Biochemical engineers work in various industries, including biopharmaceuticals, biotechnology, food and beverage, agriculture, and environmental engineering. They are involved in a wide range of activities, including:

  1. Bioprocess Development:

    • Designing and optimizing bioprocesses for the production of biological products such as therapeutic proteins, vaccines, antibiotics, and enzymes.
    • Developing fermentation, cell culture, and downstream purification processes.
  2. Bioreactor Design:

    • Designing bioreactors and fermentation systems for the cultivation of microorganisms, animal cells, and plant cells.
    • Optimizing bioreactor performance, including temperature, pH, oxygenation, and agitation.
  3. Biocatalysis and Enzyme Technology:

    • Using enzymes and microorganisms as biocatalysts for chemical transformations and synthesis reactions.
    • Developing enzyme immobilization techniques and biocatalytic processes.
  4. Bioseparation and Purification:

    • Developing separation and purification processes for the isolation and purification of biological products.
    • Using techniques such as chromatography, filtration, centrifugation, and membrane separation.
  5. Biomedical Engineering:

    • Applying engineering principles to the design and development of medical devices, diagnostics, and therapeutic treatments.
    • Developing biomaterials, tissue engineering scaffolds, and drug delivery systems.
  6. Environmental Biotechnology:

    • Using biotechnological processes for environmental remediation, waste treatment, and pollution control.
    • Developing bioremediation, biofiltration, and biodegradation technologies.

Following are the Key Events of emerging this field

Several key events have shaped the research and development of biochemical engineering over the years.
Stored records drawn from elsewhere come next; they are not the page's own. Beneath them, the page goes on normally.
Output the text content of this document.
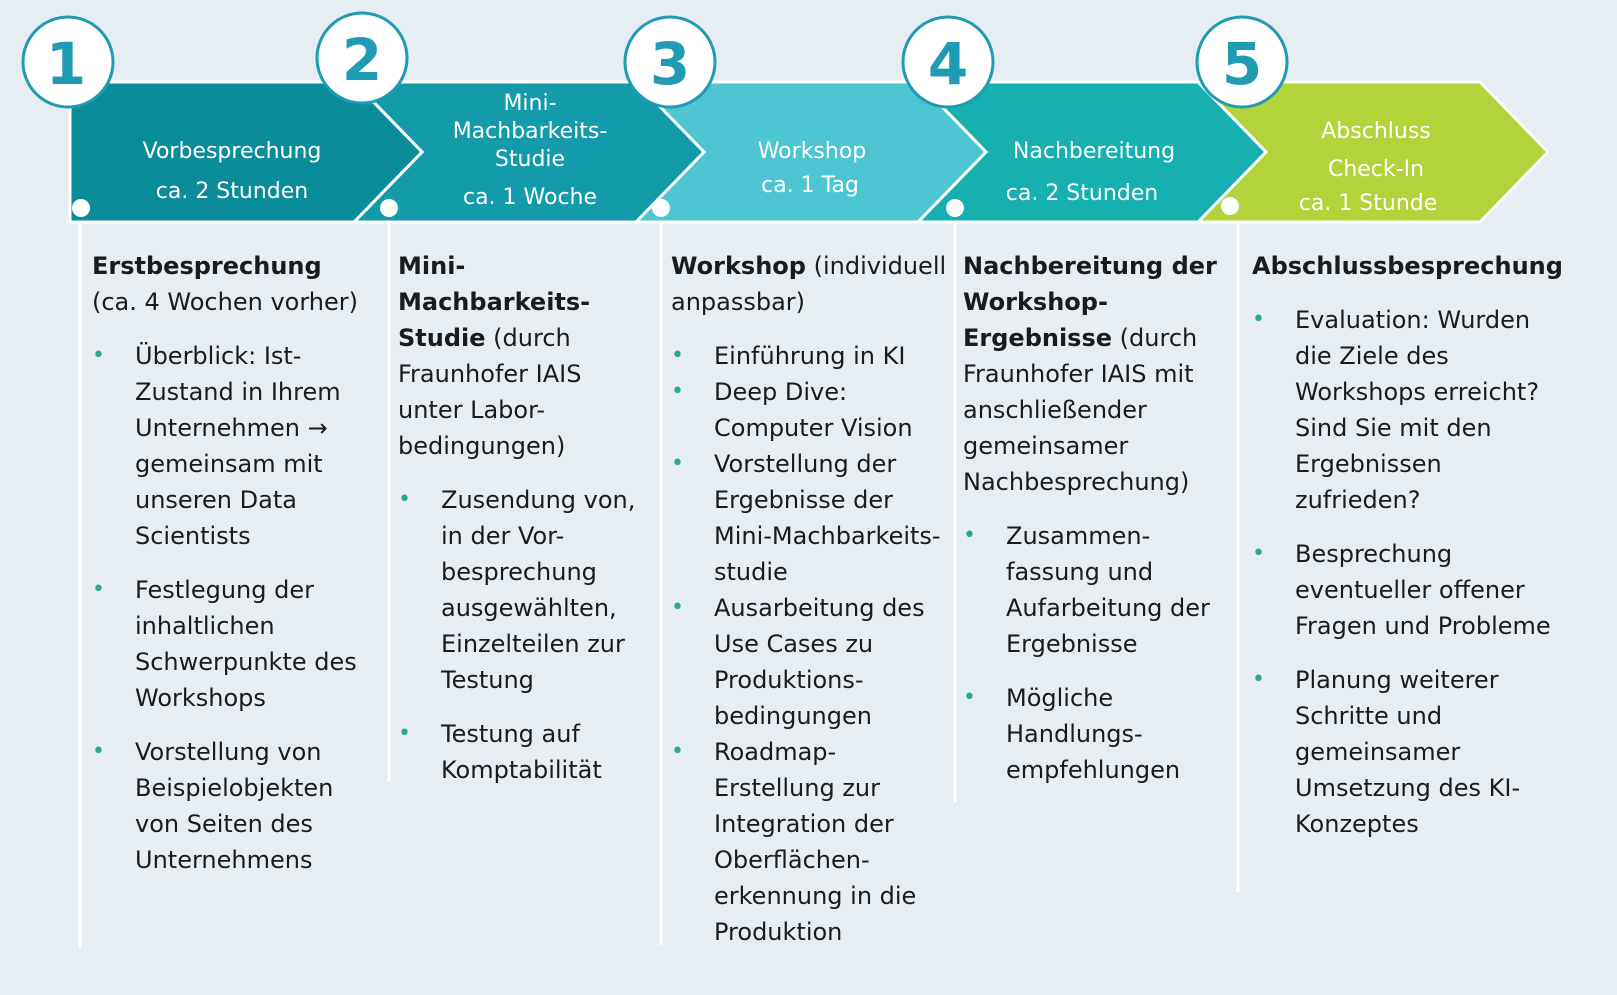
Vorbesprechung
ca. 2 Stunden
Mini-
Machbarkeits-
Studie
ca. 1 Woche
Workshop
ca. 1 Tag
Nachbereitung
ca. 2 Stunden
Abschluss
Check-In
ca. 1 Stunde
1	2	3	4	5
Erstbesprechung
(ca. 4 Wochen vorher)
• Überblick: Ist-Zustand in Ihrem Unternehmen → gemeinsam mit unseren Data Scientists
• Festlegung der inhaltlichen Schwerpunkte des Workshops
• Vorstellung von Beispielobjekten von Seiten des Unternehmens
Mini-Machbarkeits-
Studie (durch Fraunhofer IAIS unter Labor-bedingungen)
• Zusendung von, in der Vor-besprechung ausgewählten, Einzelteilen zur Testung
• Testung auf Komptabilität
Workshop (individuell anpassbar)
• Einführung in KI
• Deep Dive: Computer Vision
• Vorstellung der Ergebnisse der Mini-Machbarkeits-studie
• Ausarbeitung des Use Cases zu Produktions-bedingungen
• Roadmap-Erstellung zur Integration der Oberflächen-erkennung in die Produktion
Nachbereitung der
Workshop-
Ergebnisse (durch Fraunhofer IAIS mit anschließender gemeinsamer Nachbesprechung)
• Zusammen-fassung und Aufarbeitung der Ergebnisse
• Mögliche Handlungs-empfehlungen
Abschlussbesprechung
• Evaluation: Wurden die Ziele des Workshops erreicht? Sind Sie mit den Ergebnissen zufrieden?
• Besprechung eventueller offener Fragen und Probleme
• Planung weiterer Schritte und gemeinsamer Umsetzung des KI-Konzeptes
Here are some significant milestones:

  1. Discovery of Penicillin (1928):

    • Alexander Fleming's discovery of penicillin marked the beginning of the antibiotic era and revolutionized the treatment of bacterial infections.
    • The mass production of penicillin during World War II demonstrated the potential of fermentation technology for the production of pharmaceuticals.
  2. Development of Recombinant DNA Technology (1970s):

    • The discovery of recombinant DNA technology, also known as genetic engineering, allowed scientists to manipulate and engineer DNA sequences.
    • This breakthrough led to the development of biopharmaceuticals such as insulin, growth hormones, and monoclonal antibodies.
  3. Commercialization of Biotechnology (1980s):

    • The commercialization of biotechnology in the 1980s led to the establishment of the biotechnology industry and the rapid growth of biopharmaceuticals.
    • Advances in bioprocess engineering and bioreactor technology enabled the large-scale production of biopharmaceuticals.
  4. Human Genome Project (1990-2003):

    • The completion of the Human Genome Project provided a comprehensive map of the human genome and accelerated research in genomics and proteomics.
    • This led to the discovery of new drug targets and the development of personalized medicine and gene therapies.
  5. Emergence of Synthetic Biology (2000s):

    • The emergence of synthetic biology as a field allowed scientists to design and engineer biological systems for specific applications.
    • Synthetic biology has led to the development of new bioproducts, biofuels, and biomaterials with applications in healthcare, agriculture, and industry.
  6. Advances in CRISPR-Cas9 Technology (2010s):

    • The development of CRISPR-Cas9 gene editing technology revolutionized the field of molecular biology and genetic engineering.
    • CRISPR-Cas9 has enabled precise and efficient genome editing and has opened up new possibilities for gene therapy and genetic engineering.

These key events have driven research and innovation in biochemical engineering and have contributed to advancements in biotechnology, biopharmaceuticals, and bio-based industries. They have also led to the development of new bioproducts, pharmaceuticals, and biochemicals with applications in healthcare, agriculture, and environmental sustainability.